ICTY to Deliver Final Verdict on Boskoski, Tarculovski

The International Criminal Tribunal for the former Yugoslavia, ICTY, on Wednesday is set to deliver the final verdict in the case of former Macedonian Interior Minister Ljube Boskoski and police officer Johan Tarculovski.

Boskoski and Tarculovski are the only people from Macedonia to be indicted by the UN war crimes tribunal in the Hague for war crimes allegedly committed during the 2001 armed conflict in Macedonia between the state security forces and ethnic Albanian insurgents.

“The Hague Appeals Chamber is set to pronounce its final verdict on both Tarculovski and Boskoski,” ICTY spokesperson Nerma Jelacic told Balkan Insight. The case has been widely covered by local media, and some 30 Macedonian journalists have indicated that they will attend today’s hearing.

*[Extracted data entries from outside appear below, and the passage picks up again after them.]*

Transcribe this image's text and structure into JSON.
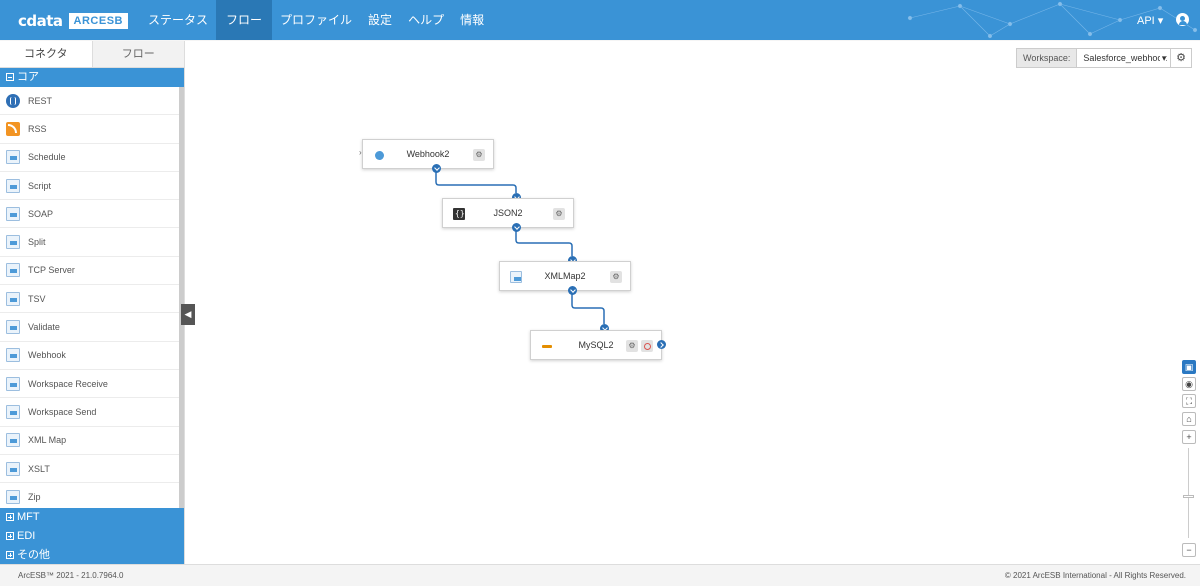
{
  "header": {
    "logo_cdata": "cdata",
    "logo_product": "ARCESB",
    "nav": [
      "ステータス",
      "フロー",
      "プロファイル",
      "設定",
      "ヘルプ",
      "情報"
    ],
    "nav_active": "フロー",
    "api_label": "API ▾"
  },
  "sidebar": {
    "tabs": [
      "コネクタ",
      "フロー"
    ],
    "groups": {
      "core": "コア",
      "mft": "MFT",
      "edi": "EDI",
      "other": "その他"
    },
    "items": [
      {
        "label": "REST",
        "icon": "rest-icon"
      },
      {
        "label": "RSS",
        "icon": "rss-icon"
      },
      {
        "label": "Schedule",
        "icon": "schedule-icon"
      },
      {
        "label": "Script",
        "icon": "script-icon"
      },
      {
        "label": "SOAP",
        "icon": "soap-icon"
      },
      {
        "label": "Split",
        "icon": "split-icon"
      },
      {
        "label": "TCP Server",
        "icon": "tcp-server-icon"
      },
      {
        "label": "TSV",
        "icon": "tsv-icon"
      },
      {
        "label": "Validate",
        "icon": "validate-icon"
      },
      {
        "label": "Webhook",
        "icon": "webhook-icon"
      },
      {
        "label": "Workspace Receive",
        "icon": "workspace-receive-icon"
      },
      {
        "label": "Workspace Send",
        "icon": "workspace-send-icon"
      },
      {
        "label": "XML Map",
        "icon": "xml-map-icon"
      },
      {
        "label": "XSLT",
        "icon": "xslt-icon"
      },
      {
        "label": "Zip",
        "icon": "zip-icon"
      }
    ]
  },
  "workspace": {
    "label": "Workspace:",
    "value": "Salesforce_webhook"
  },
  "flow": {
    "nodes": [
      {
        "label": "Webhook2",
        "icon": "webhook-icon"
      },
      {
        "label": "JSON2",
        "icon": "json-icon"
      },
      {
        "label": "XMLMap2",
        "icon": "xml-map-icon"
      },
      {
        "label": "MySQL2",
        "icon": "mysql-icon"
      }
    ]
  },
  "colors": {
    "brand": "#3a93d6",
    "nav_active": "#2a78b5",
    "connector": "#2a6fb5"
  },
  "footer": {
    "version": "ArcESB™ 2021 - 21.0.7964.0",
    "copyright": "© 2021 ArcESB International - All Rights Reserved."
  }
}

In 2008 the court sentenced Tarculovski to 12 years in prison for his involvement in atrocities committed by the police in the ethnic Albanian village of Ljuboten near Skopje during the conflict. He was convicted on charges of murder, wanton destruction and cruel treatment.

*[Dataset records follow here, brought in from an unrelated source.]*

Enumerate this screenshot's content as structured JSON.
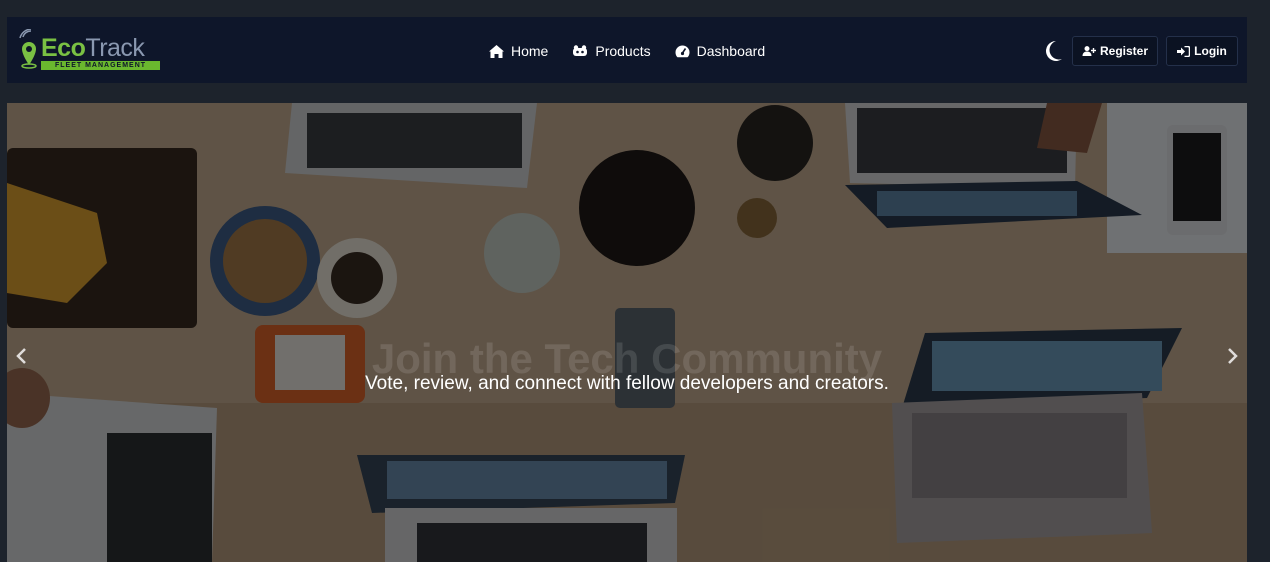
{
  "brand": {
    "name_primary": "Eco",
    "name_secondary": "Track",
    "tagline": "FLEET MANAGEMENT",
    "colors": {
      "green": "#7ac143",
      "grey": "#8a98b0"
    }
  },
  "nav": {
    "links": [
      {
        "label": "Home",
        "icon": "home-icon"
      },
      {
        "label": "Products",
        "icon": "products-icon"
      },
      {
        "label": "Dashboard",
        "icon": "dashboard-icon"
      }
    ],
    "theme_toggle_icon": "moon-icon",
    "register_label": "Register",
    "login_label": "Login"
  },
  "hero": {
    "title": "Join the Tech Community",
    "subtitle": "Vote, review, and connect with fellow developers and creators.",
    "prev_icon": "chevron-left-icon",
    "next_icon": "chevron-right-icon"
  },
  "colors": {
    "page_bg": "#1d232c",
    "navbar_bg": "#0e162a",
    "text": "#ffffff"
  }
}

According to the first instance verdict, Tarculovski personally led the police attack on the village where seven ethnic Albanians died and at least 14 houses were set alight, while more than one hundred men were detained and later tortured.

His defense argues that the charges against Tarculovski are not based on evidence, claiming that the action in Ljuboten was a legitimate police action taken against terrorists.

At the same trial the ICTY in 2008 acquitted Boskoski on all charges but the prosecution filed an appeal in his case, calling again for his conviction.

The Prosecution claimed Boskoski was guilty for his failure to investigate and punish crimes committed by his subordinates during the conflict.

Local media say that the courtroom in the Hague might prove too small to accommodate all who are interested in attending the session. More than 130 family members, friends and supporters of Tarculovski are expected to attend.

Aleksandar Kolevski, the head of the Citizens Association for Support of Tarculovski told local media that they had hired a charter plane to carry all who wish to attend to the Netherlands.

“The fight for Tarculovski’s freedom is a just one and that’s why we expect that the court will acquit him. I hope to see him in Skopje in two weeks,” he said.

So far it is unclear whether any Macedonian state officials will attend the hearing.

The 2001 armed conflict in Macedonia ended with the signing of the Ohrid Peace Accord, which envisaged greater rights for the ethnic Albanian community that makes up one quarter of Macedonia’s population.

Many of the insurgents later became politicians and the accord became the basis for the building of a multiethnic society in the country.